Ceux qui trainent leur nom comme un boulet le savent bien : en France, le changement de nom de famille est extrêmement encadré. Au Royaume-Uni, l’approche est beaucoup plus décontractée, ouvrant notamment des perspectives pour les binationaux.
Ceux qui trainent leur nom comme un boulet le savent bien : en France, le changement de nom de famille est extrêmement encadré. Seuls quelques motifs sont reconnus comme légitimes, tels qu’un nom perçu comme ridicule ou péjoratif, ou un nom porteur d’une mauvaise réputation. Au Royaume-Uni, l’approche est beaucoup plus décontractée, ouvrant notamment des perspectives pour les binationaux.
Ou presque… Reginald Kenneth Dwight ? David Robert Jones ? Maurice Joseph Micklewhite ? Dites plutôt Elton John, David Bowie ou Michael Caine. Même la famille royale est passée en 1917 de Saxe-Combourg-Gotha à Windsor, plus local et surtout moins germanique. « En vertu du droit anglais, une personne peut changer de nom de famille à volonté », indique sur son site le Home Office. La démarche, réservée aux citoyens britanniques (ou aux résidents britanniques sous certaines conditions), n’est d’ailleurs soumise à aucune procédure légale obligatoire.
Un acte officiel peut être cependant nécessaire (et conseillé) pour faire valoir ce nouveau nom auprès d’administrations telles que les banques et autres organisations financières, passeport office ou permis de conduire. On fera alors un deed poll, unenrolled (à faire soi-même) ou enrolled, auprès de la Royal Courts of Justice, pour la modique somme de £48.32.
A condition de respecter certaines règles (exit chiffres, ponctuations, symboles, marques déposées, promotion de messages haineux divers, vulgarité, titres usurpés type Dr ou Lord), chacun est libre de s’appeler Libellule Charmante, Elton John (sauf si vous comptez devenir chanteur), Amazing Baguette, Pasty-Smasher Omlette (cité par le journal The Guardian) ou plus passe-partout, John Smith ou Anna Jones. Les criminels auront la délicatesse de signaler leur changement de nom auprès de la police.
Depuis 2017, la loi française stipule que « toute décision étrangère d’état civil légale dans le pays d’origine sera reconnue en France », explique Bérangère Kola-Sautai, avocate chez LBK, ouvrant ainsi les perspectives des binationaux. Une fois le deed poll obtenu, on lancera ainsi une procédure auprès du Tribunal Judiciaire, « lequel vérifiera notamment que la décision est conforme à ce qu’on appelle l’ordre public international français. Si c’est contraire à la loi française, le changement sera refusé ». Signe que le sujet concerne nombre de Français au UK, le consulat de France a publié un onglet dédié. Le nouveau nom sera transcrit en marge de l’état civil français, l’ancien nom ne disparait donc pas complètement des radars.

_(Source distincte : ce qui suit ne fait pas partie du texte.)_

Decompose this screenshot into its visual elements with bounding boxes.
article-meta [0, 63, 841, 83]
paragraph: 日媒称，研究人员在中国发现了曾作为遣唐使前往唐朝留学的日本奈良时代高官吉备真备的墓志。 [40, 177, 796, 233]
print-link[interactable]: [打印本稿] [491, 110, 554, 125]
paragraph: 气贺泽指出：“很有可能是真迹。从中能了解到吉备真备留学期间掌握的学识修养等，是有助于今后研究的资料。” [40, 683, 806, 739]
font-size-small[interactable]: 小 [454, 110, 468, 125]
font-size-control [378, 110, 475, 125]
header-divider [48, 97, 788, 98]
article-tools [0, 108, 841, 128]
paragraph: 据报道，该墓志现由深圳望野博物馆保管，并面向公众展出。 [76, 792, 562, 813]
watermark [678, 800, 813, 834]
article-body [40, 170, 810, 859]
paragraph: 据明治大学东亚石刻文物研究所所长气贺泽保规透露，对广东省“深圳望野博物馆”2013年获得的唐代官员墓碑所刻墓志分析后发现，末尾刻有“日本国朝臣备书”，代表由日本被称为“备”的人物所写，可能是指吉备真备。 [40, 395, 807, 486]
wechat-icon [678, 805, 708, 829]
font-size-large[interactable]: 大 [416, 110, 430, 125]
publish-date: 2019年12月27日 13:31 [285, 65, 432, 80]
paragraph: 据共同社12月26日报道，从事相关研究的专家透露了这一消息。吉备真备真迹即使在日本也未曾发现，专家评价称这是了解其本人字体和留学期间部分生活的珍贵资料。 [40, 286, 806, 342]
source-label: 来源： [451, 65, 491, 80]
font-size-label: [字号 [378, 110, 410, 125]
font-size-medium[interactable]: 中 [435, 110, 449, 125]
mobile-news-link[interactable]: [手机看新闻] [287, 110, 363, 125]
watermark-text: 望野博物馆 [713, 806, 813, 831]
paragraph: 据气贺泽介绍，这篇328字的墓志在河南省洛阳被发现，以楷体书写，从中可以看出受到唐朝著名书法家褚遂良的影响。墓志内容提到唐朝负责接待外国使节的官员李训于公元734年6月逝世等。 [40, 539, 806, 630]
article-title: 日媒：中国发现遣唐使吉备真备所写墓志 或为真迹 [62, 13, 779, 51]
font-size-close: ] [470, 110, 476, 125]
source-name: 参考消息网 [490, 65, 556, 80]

Qu’adviendrait-il de madame Amazing Baguette ? De manière plus générale, la France suit-elle les décisions des deed polls sous réserve qu’elles aient un sens ? « Ce n’est pas inscrit dans la loi, il n’y a pas de jurisprudence non plus », répond Bérangère Kola-Sautai. Le risque serait, en cas de refus, de se retrouver avec un passeport anglais et un français aux noms différents, et un certain nombre de complications à la clé.
« Dans la grande majorité des cas, remarque cependant l’avocate, les personnes veulent remplacer le nom de leur père par celui de leur mère, ou a minima adjoindre celui de leur mère ». Une procédure rendue très facile par la nouvelle procédure simplifiée de changement de nom de famille (juillet 2022), et qui concerne tous les Français. A charge ensuite pour l’intéressé, s’il est binational, d’effectuer un deed poll pour modifier son passeport britannique. La boucle est bouclée.